Data scientists must not only go where the fish are for big data insights, but also find a way to quickly build the data pipeline that turns raw data into business results.
When fishing it doesn’t matter how good of a fisherman you are—you’re not going to catch anything if you’re not fishing where the fish are. This same bit of advice extends to data lakes.
Not even the best data scientists in the world can find insights in data lakes that are nothing but data swamps. But that’s what most data analysts are using today—swamps filled with databases, file systems, and Hadoop clusters containing vast amounts of siloed data, but no efficient way to find, prepare, and analyze that data. That is why ideally you have collaborative self-service data preparation capabilities with governance and security controls.

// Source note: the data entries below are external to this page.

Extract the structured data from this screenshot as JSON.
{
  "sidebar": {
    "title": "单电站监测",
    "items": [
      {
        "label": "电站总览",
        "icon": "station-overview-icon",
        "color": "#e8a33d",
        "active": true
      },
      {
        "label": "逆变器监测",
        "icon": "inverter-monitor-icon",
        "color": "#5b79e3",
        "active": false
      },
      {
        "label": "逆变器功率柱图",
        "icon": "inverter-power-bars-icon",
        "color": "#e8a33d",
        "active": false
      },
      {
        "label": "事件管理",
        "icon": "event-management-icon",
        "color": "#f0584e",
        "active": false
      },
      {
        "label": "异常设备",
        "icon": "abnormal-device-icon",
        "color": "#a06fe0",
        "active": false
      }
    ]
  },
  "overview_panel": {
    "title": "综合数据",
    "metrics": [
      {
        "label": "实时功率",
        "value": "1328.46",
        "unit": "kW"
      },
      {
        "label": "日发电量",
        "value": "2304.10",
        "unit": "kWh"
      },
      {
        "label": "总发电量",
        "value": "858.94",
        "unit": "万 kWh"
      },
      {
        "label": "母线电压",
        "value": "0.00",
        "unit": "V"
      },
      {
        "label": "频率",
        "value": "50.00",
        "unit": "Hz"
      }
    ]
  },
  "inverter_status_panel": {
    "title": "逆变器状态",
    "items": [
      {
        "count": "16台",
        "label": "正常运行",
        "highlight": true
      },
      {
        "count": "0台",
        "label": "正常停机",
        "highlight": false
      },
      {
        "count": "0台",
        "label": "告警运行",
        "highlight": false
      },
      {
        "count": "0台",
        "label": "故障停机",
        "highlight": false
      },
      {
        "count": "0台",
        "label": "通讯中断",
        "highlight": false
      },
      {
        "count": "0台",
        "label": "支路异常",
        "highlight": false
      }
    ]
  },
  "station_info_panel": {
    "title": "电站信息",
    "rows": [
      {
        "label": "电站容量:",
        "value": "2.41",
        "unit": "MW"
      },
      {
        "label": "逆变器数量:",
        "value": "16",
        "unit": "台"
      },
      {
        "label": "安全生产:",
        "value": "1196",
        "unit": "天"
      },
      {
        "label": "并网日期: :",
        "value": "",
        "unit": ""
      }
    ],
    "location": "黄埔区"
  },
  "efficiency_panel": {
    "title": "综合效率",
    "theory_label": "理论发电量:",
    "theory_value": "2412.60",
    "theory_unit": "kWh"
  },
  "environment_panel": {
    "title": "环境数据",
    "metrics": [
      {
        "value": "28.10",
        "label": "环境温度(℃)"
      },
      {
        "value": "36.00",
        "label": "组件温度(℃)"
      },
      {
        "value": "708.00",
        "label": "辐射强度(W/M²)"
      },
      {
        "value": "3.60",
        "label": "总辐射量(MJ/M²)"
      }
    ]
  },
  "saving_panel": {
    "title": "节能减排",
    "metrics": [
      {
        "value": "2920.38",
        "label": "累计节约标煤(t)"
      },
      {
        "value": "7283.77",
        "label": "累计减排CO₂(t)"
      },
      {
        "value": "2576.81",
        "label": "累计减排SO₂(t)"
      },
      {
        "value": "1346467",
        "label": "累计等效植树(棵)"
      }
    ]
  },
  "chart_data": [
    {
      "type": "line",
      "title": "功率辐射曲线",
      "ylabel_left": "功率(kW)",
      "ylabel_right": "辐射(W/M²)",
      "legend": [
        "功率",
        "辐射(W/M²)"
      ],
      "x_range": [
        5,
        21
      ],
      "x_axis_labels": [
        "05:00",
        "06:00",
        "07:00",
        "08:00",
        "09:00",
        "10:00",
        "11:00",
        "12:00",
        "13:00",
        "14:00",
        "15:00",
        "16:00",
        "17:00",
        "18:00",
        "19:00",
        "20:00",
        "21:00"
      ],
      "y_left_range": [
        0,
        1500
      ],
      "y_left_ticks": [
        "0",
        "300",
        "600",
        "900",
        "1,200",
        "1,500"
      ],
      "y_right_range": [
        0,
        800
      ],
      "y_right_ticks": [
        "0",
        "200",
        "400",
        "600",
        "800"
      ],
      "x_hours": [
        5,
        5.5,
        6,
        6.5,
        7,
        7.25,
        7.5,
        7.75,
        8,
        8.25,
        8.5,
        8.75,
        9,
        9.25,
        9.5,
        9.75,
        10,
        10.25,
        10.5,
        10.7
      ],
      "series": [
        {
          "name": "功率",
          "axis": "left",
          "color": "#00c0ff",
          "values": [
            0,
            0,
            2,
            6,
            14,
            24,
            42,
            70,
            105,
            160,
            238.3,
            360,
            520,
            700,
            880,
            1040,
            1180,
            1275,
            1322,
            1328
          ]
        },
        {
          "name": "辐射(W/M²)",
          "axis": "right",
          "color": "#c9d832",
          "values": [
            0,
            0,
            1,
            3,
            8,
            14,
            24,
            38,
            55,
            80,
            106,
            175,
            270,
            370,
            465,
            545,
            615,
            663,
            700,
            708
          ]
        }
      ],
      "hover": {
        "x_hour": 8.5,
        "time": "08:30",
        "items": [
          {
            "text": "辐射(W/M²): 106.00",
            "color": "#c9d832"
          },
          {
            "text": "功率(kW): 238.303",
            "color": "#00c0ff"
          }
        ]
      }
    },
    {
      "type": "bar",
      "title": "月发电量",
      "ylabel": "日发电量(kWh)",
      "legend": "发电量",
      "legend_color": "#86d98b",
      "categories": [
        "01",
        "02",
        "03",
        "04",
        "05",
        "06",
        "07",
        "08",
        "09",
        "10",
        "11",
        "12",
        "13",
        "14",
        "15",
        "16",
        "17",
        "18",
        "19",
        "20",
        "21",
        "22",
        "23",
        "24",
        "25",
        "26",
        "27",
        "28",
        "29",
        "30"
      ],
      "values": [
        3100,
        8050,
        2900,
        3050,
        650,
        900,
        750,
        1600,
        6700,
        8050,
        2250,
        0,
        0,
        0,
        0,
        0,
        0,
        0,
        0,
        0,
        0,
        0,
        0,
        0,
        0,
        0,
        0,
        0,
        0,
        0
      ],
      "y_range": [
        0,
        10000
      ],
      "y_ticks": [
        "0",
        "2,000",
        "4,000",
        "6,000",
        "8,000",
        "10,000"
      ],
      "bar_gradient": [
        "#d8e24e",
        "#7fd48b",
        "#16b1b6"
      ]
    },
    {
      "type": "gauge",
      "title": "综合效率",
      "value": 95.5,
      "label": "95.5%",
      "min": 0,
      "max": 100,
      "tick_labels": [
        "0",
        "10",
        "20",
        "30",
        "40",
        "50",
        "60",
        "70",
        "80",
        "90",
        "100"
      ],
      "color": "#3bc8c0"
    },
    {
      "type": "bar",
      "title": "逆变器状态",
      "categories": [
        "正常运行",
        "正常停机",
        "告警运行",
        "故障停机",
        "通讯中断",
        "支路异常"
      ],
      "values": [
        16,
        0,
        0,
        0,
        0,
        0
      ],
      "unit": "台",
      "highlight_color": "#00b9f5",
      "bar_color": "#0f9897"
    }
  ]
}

With this in mind, Informatica launched Big Data Management, which included a Live Data Map component to collect, store, and manage the metadata of many types of big data and deliver universal metadata services to power intelligent data solutions, such as the Intelligent Data Lake and Secure@Source. Intelligent Data Lake leverages the universal metadata services of Live Data Map to provide semantic and faceted search and a 360-degree-view of data assets such as end-to-end data lineage and relationships.

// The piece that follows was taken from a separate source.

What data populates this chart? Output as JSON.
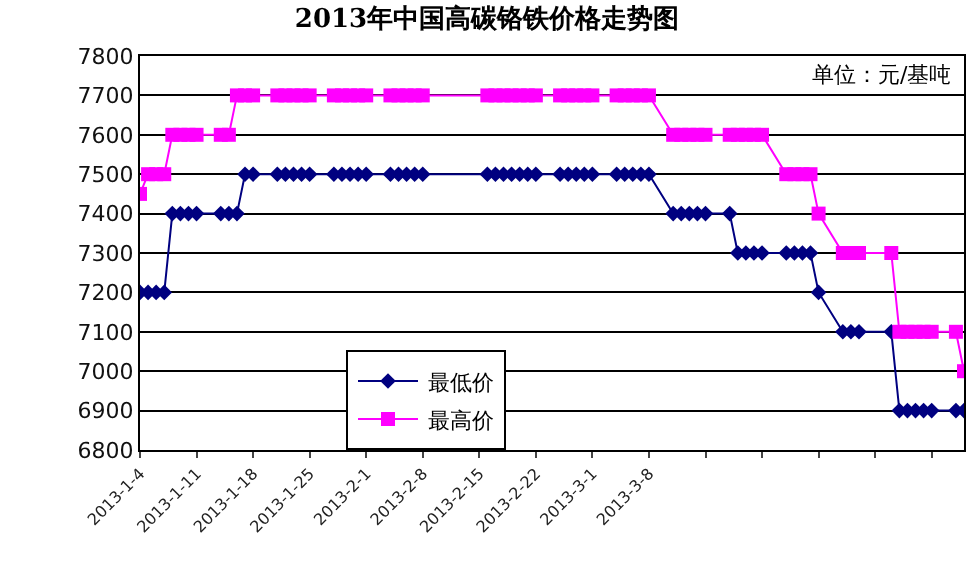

In addition to smart search and a 360-degree-view of your data, Intelligent Data Lake provides analysts with a project workspace, schema-on-read data preparation tools, data profiling, automated data discovery, user annotation and tagging, and data set recommendations based on user behavior using machine learning. These capabilities make it much easier for analysts to “fish where the fish are” for big data insights.
In order to “land the fish” and turn these insights into big value, there needs to be a way to quickly build the data pipeline that turns raw data into business results. Intelligent Data Lake does this automatically by recording all the actions of a data analyst as they prepare data assets in what is called a “recipe.” These recipes then generate data pipelines (called mappings in Informatica) that IT can automatically deploy into production. What better way to turn insights into business value and fry up those fish you just caught?